I have mentioned many times that I am not a woman of images, but of words. In my real life, I am rarely standing in a moment in which I look back and wish I had taken a photo. Which is not to say that I do not take photos … it’s just that when I go back to look at them, the images are listless to me; the magic I remember dulled in flattened facsimile.
The recent result is that after a very long time and many random photos, my iPhone camera has been filled. Every time I think to take a photo, I get a little notice that the camera app is full, and that I need to download (upload? whatever) my photos off of the camera to something else before I can take new photos. Not so difficult a task, but on some level, I enjoy being freed of the camera’s lens and its obligations of capture. I have simply moved on as though I no longer have a camera, letting the moments of my life slip glossily through my fingers.
Kallan and I explore a riverfront park we have never visited before. The river is high, and we descend a large stone set of stairs that lead right into the water. Neither of us is dressed to get wet, and so we stand, staring out at the tumultuous river from the lowest dry step. Kallan leans forward to look upriver and beyond the curve of the high railed wall beside us; she notices there are benches in the water, lined up against the wall, along the beach that has been stolen by the tide.
She races back up the steps and climbs up and over the railing to descend the wall and hop across the encroaching river.
She sits …
surrounded by rushing water, an impossibly high wall behind her, totally dry and amazingly beautiful …
on a bench.
Standing here, looking back, armed with words and memory …
I wish I had that photo.
12 thoughts on “Island of tumult”
I never have my phone when a perfect picture assembles itself in front of me.
But…you did wonderful work of creating the image in my head. With your words.
Not so much a perfect picture as a perfect moment, if that makes sense.
Even if I’d taken the photo, I’d be disappointed with its inability to capture what I was in the moment.
And thank you, Renee.
Thank you very much.
Mmm, Lovely words for a lovely moment.
Awww … thank you.
I appreciate that you wish you had that photo of what is so valued in your memory and that the “magic” lives there.

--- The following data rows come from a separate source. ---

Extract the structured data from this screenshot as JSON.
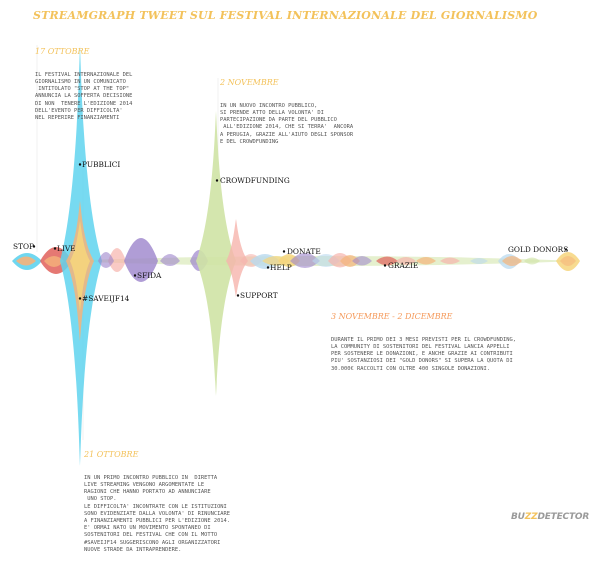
{
  "chart_data": {
    "type": "area",
    "title": "STREAMGRAPH TWEET SUL FESTIVAL INTERNAZIONALE DEL GIORNALISMO",
    "colors": {
      "cyan": "#5fd3ee",
      "yellow": "#f6d57c",
      "orange": "#f5b37a",
      "red": "#e0605a",
      "purple": "#9c84cc",
      "green": "#cfe3a5",
      "pink": "#f6b4ad",
      "lightblue": "#b9d9ef",
      "text_yellow": "#f3c25b",
      "text_orange": "#f59a5b"
    },
    "events": [
      {
        "label": "STOP",
        "color": "#5fd3ee"
      },
      {
        "label": "LIVE",
        "color": "#e0605a"
      },
      {
        "label": "PUBBLICI",
        "color": "#5fd3ee"
      },
      {
        "label": "#SAVEIJF14",
        "color": "#f6d57c"
      },
      {
        "label": "SFIDA",
        "color": "#9c84cc"
      },
      {
        "label": "CROWDFUNDING",
        "color": "#cfe3a5"
      },
      {
        "label": "SUPPORT",
        "color": "#f6b4ad"
      },
      {
        "label": "DONATE",
        "color": "#f6d57c"
      },
      {
        "label": "HELP",
        "color": "#b9d9ef"
      },
      {
        "label": "GRAZIE",
        "color": "#e0605a"
      },
      {
        "label": "GOLD DONORS",
        "color": "#f6d57c"
      }
    ]
  },
  "annotations": [
    {
      "head": "17 OTTOBRE",
      "lines": [
        "IL FESTIVAL INTERNAZIONALE DEL",
        "GIORNALISMO IN UN COMUNICATO",
        " INTITOLATO \"STOP AT THE TOP\"",
        "ANNUNCIA LA SOFFERTA DECISIONE",
        "DI NON  TENERE L'EDIZIONE 2014",
        "DELL'EVENTO PER DIFFICOLTA'",
        "NEL REPERIRE FINANZIAMENTI"
      ]
    },
    {
      "head": "2 NOVEMBRE",
      "lines": [
        "IN UN NUOVO INCONTRO PUBBLICO,",
        "SI PRENDE ATTO DELLA VOLONTA' DI",
        "PARTECIPAZIONE DA PARTE DEL PUBBLICO",
        " ALL'EDIZIONE 2014, CHE SI TERRA'  ANCORA",
        "A PERUGIA, GRAZIE ALL'AIUTO DEGLI SPONSOR",
        "E DEL CROWDFUNDING"
      ]
    },
    {
      "head": "3 NOVEMBRE - 2 DICEMBRE",
      "lines": [
        "DURANTE IL PRIMO DEI 3 MESI PREVISTI PER IL CROWDFUNDING,",
        "LA COMMUNITY DI SOSTENITORI DEL FESTIVAL LANCIA APPELLI",
        "PER SOSTENERE LE DONAZIONI, E ANCHE GRAZIE AI CONTRIBUTI",
        "PIU' SOSTANZIOSI DEI \"GOLD DONORS\" SI SUPERA LA QUOTA DI",
        "30.000€ RACCOLTI CON OLTRE 400 SINGOLE DONAZIONI."
      ]
    },
    {
      "head": "21 OTTOBRE",
      "lines": [
        "IN UN PRIMO INCONTRO PUBBLICO IN  DIRETTA",
        "LIVE STREAMING VENGONO ARGOMENTATE LE",
        "RAGIONI CHE HANNO PORTATO AD ANNUNCIARE",
        " UNO STOP.",
        "LE DIFFICOLTA' INCONTRATE CON LE ISTITUZIONI",
        "SONO EVIDENZIATE DALLA VOLONTA' DI RINUNCIARE",
        "A FINANZIAMENTI PUBBLICI PER L'EDIZIONE 2014.",
        "E' ORMAI NATO UN MOVIMENTO SPONTANEO DI",
        "SOSTENITORI DEL FESTIVAL CHE CON IL MOTTO",
        "#SAVEIJF14 SUGGERISCONO AGLI ORGANIZZATORI",
        "NUOVE STRADE DA INTRAPRENDERE."
      ]
    }
  ],
  "brand": {
    "pre": "BU",
    "zz": "ZZ",
    "post": "DETECTOR"
  }
}
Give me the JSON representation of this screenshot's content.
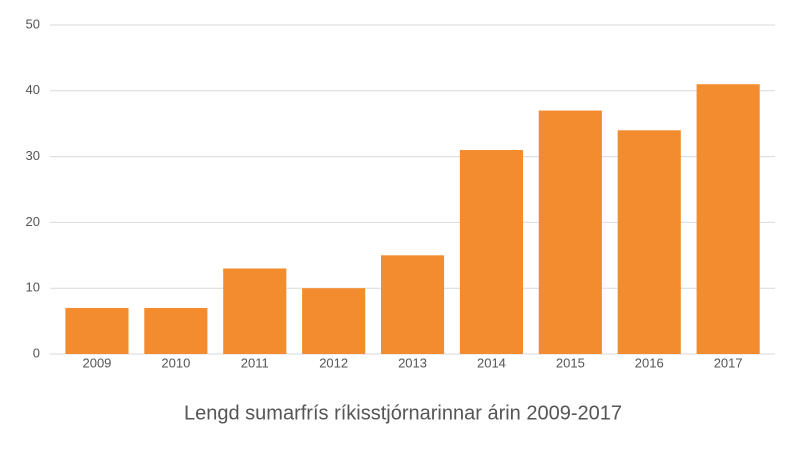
{
  "chart_data": {
    "type": "bar",
    "title": "Lengd sumarfrís ríkisstjórnarinnar árin 2009-2017",
    "categories": [
      "2009",
      "2010",
      "2011",
      "2012",
      "2013",
      "2014",
      "2015",
      "2016",
      "2017"
    ],
    "values": [
      7,
      7,
      13,
      10,
      15,
      31,
      37,
      34,
      41
    ],
    "color": "#f28c2e",
    "ylim": [
      0,
      50
    ],
    "yticks": [
      0,
      10,
      20,
      30,
      40,
      50
    ],
    "grid": true
  }
}
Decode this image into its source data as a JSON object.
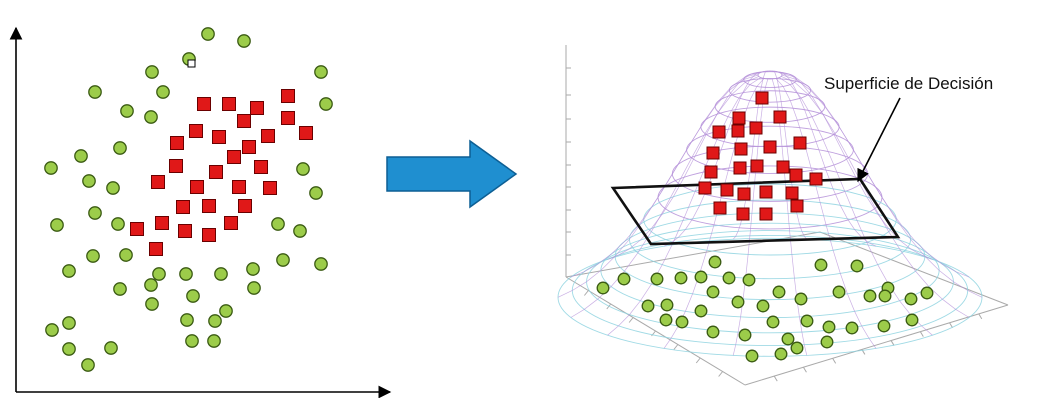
{
  "annotation": "Superficie de Decisión",
  "colors": {
    "class_a_fill": "#9ccc4a",
    "class_a_stroke": "#3a5a12",
    "class_b_fill": "#e01818",
    "class_b_stroke": "#6a0000",
    "arrow_fill": "#1f8fd0",
    "arrow_stroke": "#0d5f94",
    "surface_mesh": "#b48fd8",
    "surface_mesh_low": "#8fd4e0",
    "axis": "#000000"
  },
  "icons": {
    "transform_arrow": "right-arrow-icon",
    "class_a_marker": "circle-marker",
    "class_b_marker": "square-marker"
  }
}
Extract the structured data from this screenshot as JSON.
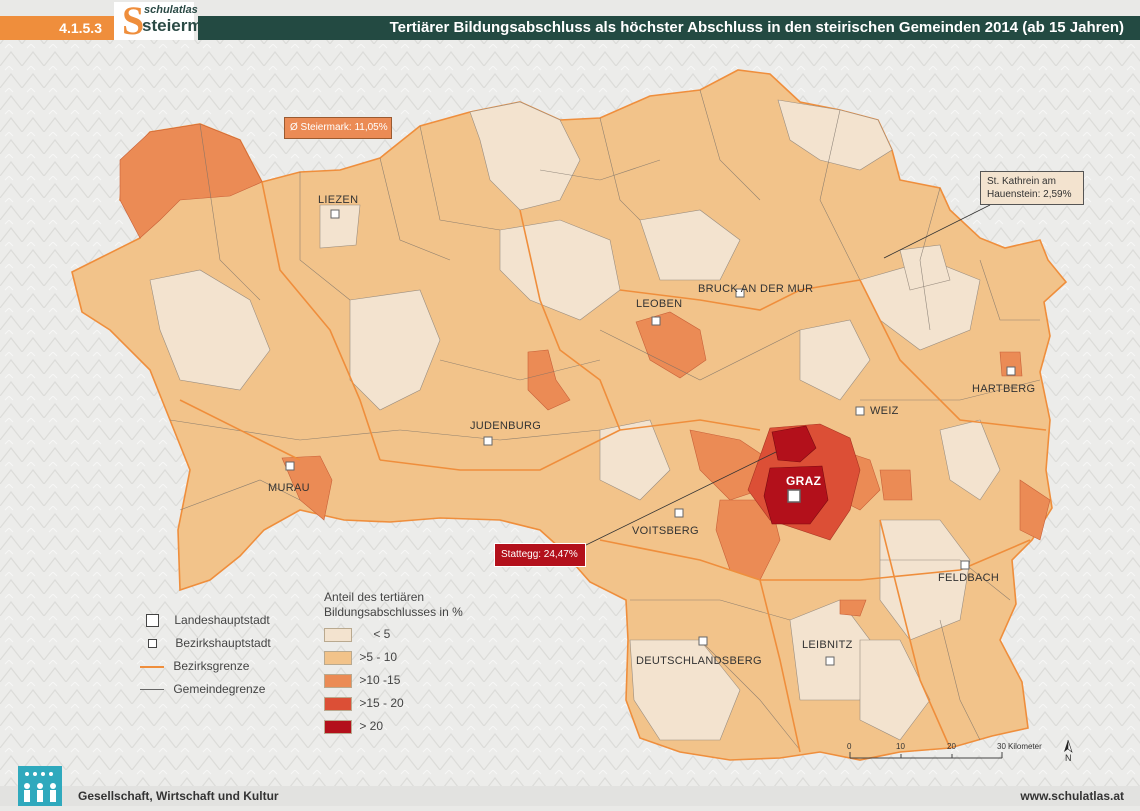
{
  "header": {
    "code": "4.1.5.3",
    "logo_top": "schulatlas",
    "logo_bottom": "steiermark",
    "logo_letter": "S",
    "title": "Tertiärer Bildungsabschluss als höchster Abschluss in den steirischen Gemeinden 2014  (ab 15 Jahren)"
  },
  "cities": {
    "liezen": "LIEZEN",
    "leoben": "LEOBEN",
    "bruck": "BRUCK AN DER MUR",
    "judenburg": "JUDENBURG",
    "murau": "MURAU",
    "weiz": "WEIZ",
    "hartberg": "HARTBERG",
    "graz": "GRAZ",
    "voitsberg": "VOITSBERG",
    "feldbach": "FELDBACH",
    "deutschlandsberg": "DEUTSCHLANDSBERG",
    "leibnitz": "LEIBNITZ"
  },
  "callouts": {
    "average": "Ø Steiermark: 11,05%",
    "min_line1": "St. Kathrein am",
    "min_line2": "Hauenstein: 2,59%",
    "max": "Stattegg: 24,47%"
  },
  "legend": {
    "symbols": [
      {
        "label": "Landeshauptstadt",
        "icon": "square-large-icon"
      },
      {
        "label": "Bezirkshauptstadt",
        "icon": "square-small-icon"
      },
      {
        "label": "Bezirksgrenze",
        "icon": "orange-line-icon"
      },
      {
        "label": "Gemeindegrenze",
        "icon": "gray-line-icon"
      }
    ],
    "title_line1": "Anteil des tertiären",
    "title_line2": "Bildungsabschlusses in %",
    "classes": [
      {
        "label": "< 5",
        "color": "#f3e3cf"
      },
      {
        "label": ">5 - 10",
        "color": "#f2c38a"
      },
      {
        "label": ">10 -15",
        "color": "#eb8b55"
      },
      {
        "label": ">15 - 20",
        "color": "#dc4f36"
      },
      {
        "label": "> 20",
        "color": "#b3101b"
      }
    ]
  },
  "scale": {
    "ticks": [
      "0",
      "10",
      "20",
      "30"
    ],
    "unit": "Kilometer",
    "north": "N"
  },
  "footer": {
    "left": "Gesellschaft, Wirtschaft und Kultur",
    "right": "www.schulatlas.at"
  },
  "colors": {
    "header_orange": "#ef8e3c",
    "header_green": "#234a42",
    "district_border": "#ef8e3c",
    "municipality_border": "#7a7168"
  }
}
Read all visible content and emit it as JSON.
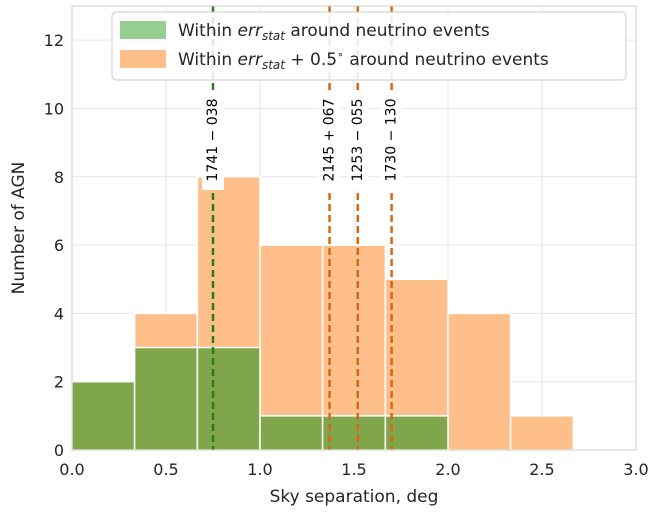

A photo is just a capture of the most infinitesimal moment in time in only one dimension; yet one can hold a lot of power. I love taking pictures and the value, art they can provide. I also find it amazing that this supposed capture of physical reality can also be “untrue” per se. Surely, I’m digressing.
Love this, it’s got me thinking as always and the title is awesome.
All of what you said, and most especially the possibility that photos capture an untrue version of truth.
And the title? My favorite part of this piece. I like that you see it.
“No man is an island, Entire of itself” – John Donne
There are moments with my kids that take my breath away. The way my daughter cocks her head to the side and lets her hair fall over her bright blue eyes and gives me this quizzical look when I try to explain things that are just barely beyond her comprehension.
The way my son nestles his face in my hair and takes a big sniff and then smiles a huge grin that lifts his entire face, including his hairline, when I turn and sniff back at him. He has a belly laugh that could bring joy to anyone.
When my tiniest boy takes his impossibly thin, long piano-player fingers and links them between mine when we’re talking about things that he is excited about. I can feel him practically putting off his own frequency of vibrations through his tiny fingers.
And no matter how many times I have tried to capture these moments with my camera, I never get their full essence because without the rest of the story, they are only flat images. This is why I want to write books for my kids full of pictures with the stories that go with them just as I remember them.
Copy and paste, you … copy and paste.
You are writing here the words you want to share with your children, and I am ever so grateful and honored you were moved to share them with me. Thank you for that.
Now copy and paste them somewhere for yourself.
I can see that image. It’s lovely.
Awww … thank you very much, sir.
This sounds strange perhaps, but do you notice when you take a picture, you quit remembering the moment and just remember the actual picture? I discovered that when I watched a video of one of the kid’s performances I had recorded because her dad couldn’t be there. I remember taking the video and watching in on the screen…but I don’t feel like I actually remember the concert.
Even the pictures I love best—and I don’t take many—-I remember taking the picture, but somewhere I lost the moment.
Or maybe that’s just me justifying why I never seem to take pictures.
YES. All of what you said. The act of photographing somehow distances me not only from the moment in which I am photographing but also in the looking back. Yes.